Allow yourself to experience these moments without guilt. As Psalm 30:5 reminds us, "Weeping may tarry for the night, but joy comes with the morning."
Avoid Ignoring Your Needs in Favor of Others'
During the holidays, you might feel pressure to meet others' expectations or to maintain traditions for the sake of family members, especially children. While considering others is important, don't ignore your own needs in the process.
It's okay to set boundaries and to ask for help when you need it. Jesus himself took time for solitude and rest when he needed it.
Don't Neglect Your Physical Health
Grief can be physically exhausting, and the busyness of the holiday season can add to this strain. Don't neglect your basic needs like getting enough sleep, eating regular meals, and staying hydrated.
Physical self-care is an important part of the grieving process.
Avoid Suppressing Your Emotions
It might seem easier to put on a brave face and push your feelings aside, especially during family gatherings or holiday events. However, suppressing your emotions can lead to increased stress and delayed healing.
Allow yourself to feel and express your emotions in healthy ways. This might mean stepping away for a quiet moment, journaling, or talking with a trusted friend. The Psalms are full of honest expressions of grief and pain, showing us that it's okay to be real with our emotions.
Don't Feel Pressured to Maintain All Holiday Traditions
Some holiday traditions might feel too painful without your loved one. It's okay to skip or modify traditions that are too difficult. You might even consider creating new traditions that honor your loved one's memory.
Be open with your family about what you can and can't handle this year.
Avoid Neglecting Your Spiritual Needs
For many, faith can be a source of comfort and strength during times of grief. Don't neglect your spiritual needs during this time. Whether it's through prayer, reading scripture, or attending a church service, connecting with God can provide solace and hope.
Remember the comforting words of Psalm 34:18, "The Lord is near to the brokenhearted and saves the crushed in spirit."

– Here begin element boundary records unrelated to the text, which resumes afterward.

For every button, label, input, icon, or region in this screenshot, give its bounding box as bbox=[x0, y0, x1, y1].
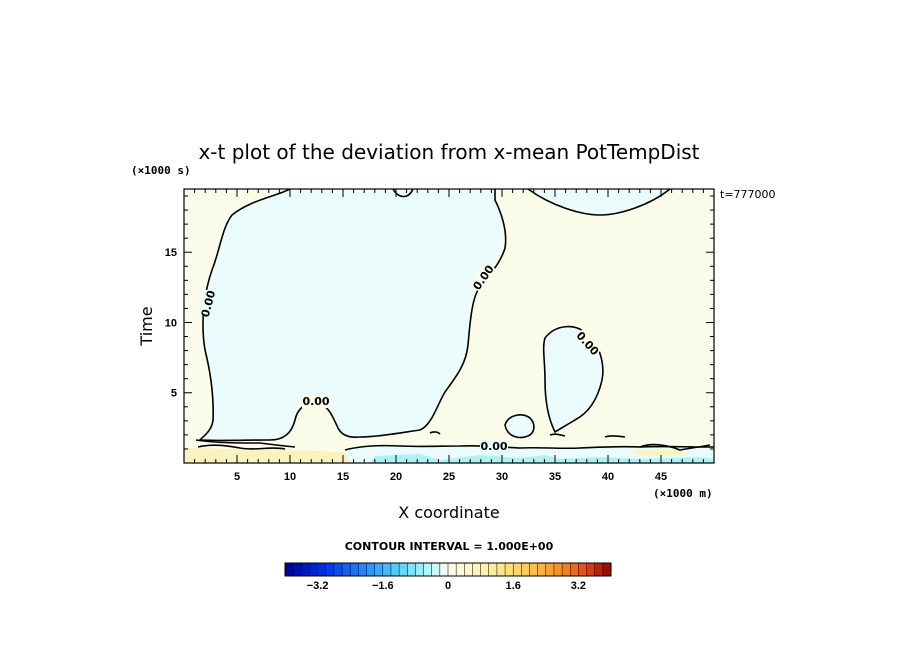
chart-title: x-t plot of the deviation from x-mean Po… bbox=[198, 140, 699, 164]
colorbar-cell bbox=[521, 563, 530, 576]
negative-region-left bbox=[290, 189, 410, 200]
colorbar-cell bbox=[496, 563, 506, 576]
colorbar-cell bbox=[464, 563, 473, 576]
colorbar-cell bbox=[325, 563, 335, 576]
colorbar-cell bbox=[570, 563, 579, 576]
colorbar-cell bbox=[505, 563, 514, 576]
colorbar-tick-label: −1.6 bbox=[372, 580, 394, 592]
colorbar-cell bbox=[480, 563, 490, 576]
y-tick-label: 15 bbox=[165, 247, 177, 259]
x-tick-label: 15 bbox=[337, 471, 349, 483]
negative-region-top-right bbox=[528, 189, 670, 215]
bottom-positive-strong bbox=[184, 448, 350, 463]
colorbar-tick-label: −3.2 bbox=[307, 580, 329, 592]
colorbar-cell bbox=[342, 563, 351, 576]
y-axis-unit: (×1000 s) bbox=[131, 164, 191, 177]
contour-label: 0.00 bbox=[480, 440, 507, 453]
contour-top-right bbox=[527, 189, 671, 216]
colorbar-cell bbox=[586, 563, 595, 576]
colorbar-cell bbox=[431, 563, 441, 576]
time-label: t=777000 bbox=[720, 188, 776, 201]
colorbar-tick-labels: −3.2 −1.6 0 1.6 3.2 bbox=[307, 580, 586, 592]
colorbar-cell bbox=[390, 563, 400, 576]
colorbar-cell bbox=[529, 563, 538, 576]
axis-ticks bbox=[183, 189, 715, 464]
bottom-negative-strong bbox=[370, 454, 714, 463]
x-axis-label: X coordinate bbox=[398, 503, 499, 522]
x-tick-label: 10 bbox=[284, 471, 296, 483]
negative-region-main bbox=[200, 189, 503, 440]
colorbar-cell bbox=[594, 563, 604, 576]
colorbar-cell bbox=[399, 563, 408, 576]
colorbar-cell bbox=[448, 563, 457, 576]
colorbar-cell bbox=[358, 563, 367, 576]
colorbar-cell bbox=[456, 563, 465, 576]
x-tick-label: 20 bbox=[390, 471, 402, 483]
colorbar-frame bbox=[284, 562, 612, 577]
colorbar-cell bbox=[513, 563, 522, 576]
x-tick-label: 35 bbox=[549, 471, 561, 483]
colorbar-cell bbox=[472, 563, 481, 576]
colorbar-cell bbox=[488, 563, 498, 576]
contour-label: 0.00 bbox=[302, 395, 329, 408]
colorbar-cell bbox=[415, 563, 424, 576]
colorbar-cell bbox=[423, 563, 432, 576]
colorbar-cell bbox=[545, 563, 555, 576]
contour-small-blob bbox=[504, 414, 535, 439]
contour-interval-label: CONTOUR INTERVAL = 1.000E+00 bbox=[345, 540, 554, 553]
x-tick-label: 40 bbox=[602, 471, 614, 483]
contour-label-group: 0.00 0.00 0.00 0.00 0.00 bbox=[197, 261, 603, 453]
colorbar-cell bbox=[602, 563, 612, 576]
contour-bottom-wiggle-1 bbox=[197, 444, 286, 450]
colorbar bbox=[285, 563, 612, 576]
bottom-positive-strip bbox=[630, 450, 690, 456]
colorbar-cell bbox=[285, 563, 294, 576]
colorbar-cell bbox=[553, 563, 563, 576]
colorbar-tick-label: 0 bbox=[445, 580, 451, 592]
x-tick-label: 5 bbox=[234, 471, 240, 483]
colorbar-cell bbox=[382, 563, 392, 576]
axis-tick-labels: 5 10 15 20 25 30 35 40 45 5 10 15 bbox=[165, 247, 667, 483]
colorbar-cell bbox=[317, 563, 327, 576]
contour-bottom-wiggle-2 bbox=[429, 431, 711, 451]
y-axis-label: Time bbox=[137, 306, 156, 346]
x-tick-label: 25 bbox=[443, 471, 455, 483]
contour-top-dip bbox=[392, 189, 414, 198]
colorbar-cell bbox=[537, 563, 547, 576]
colorbar-tick-label: 1.6 bbox=[506, 580, 521, 592]
colorbar-cell bbox=[309, 563, 318, 576]
colorbar-cell bbox=[350, 563, 359, 576]
colorbar-cell bbox=[301, 563, 310, 576]
colorbar-cell bbox=[333, 563, 343, 576]
colorbar-cell bbox=[578, 563, 587, 576]
colorbar-cell bbox=[407, 563, 416, 576]
y-tick-label: 10 bbox=[165, 317, 177, 329]
x-tick-label: 45 bbox=[655, 471, 667, 483]
colorbar-cell bbox=[562, 563, 571, 576]
x-tick-label: 30 bbox=[496, 471, 508, 483]
plot-area bbox=[184, 189, 714, 463]
x-axis-unit: (×1000 m) bbox=[653, 487, 713, 500]
colorbar-cell bbox=[374, 563, 384, 576]
colorbar-cell bbox=[366, 563, 375, 576]
y-tick-label: 5 bbox=[171, 388, 177, 400]
colorbar-tick-label: 3.2 bbox=[571, 580, 586, 592]
colorbar-cell bbox=[293, 563, 302, 576]
negative-region-small-blob bbox=[505, 414, 534, 438]
colorbar-cell bbox=[439, 563, 449, 576]
negative-region-right-blob bbox=[543, 326, 603, 432]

Navigating grief during the holiday season is a challenging journey, but by avoiding these common pitfalls, you can create space for healing and even moments of peace. Remember, there's no perfect way to handle grief, especially during Christmas. Be patient with yourself, allow yourself to feel what you feel, and don't hesitate to reach out for support when you need it.
May you find moments of comfort and peace this holiday season, even in the midst of your grief. As you walk through this valley, may you feel the truth of Psalm 23:4, "Even though I walk through the valley of the shadow of death, I will fear no evil, for you are with me; your rod and your staff, they comfort me."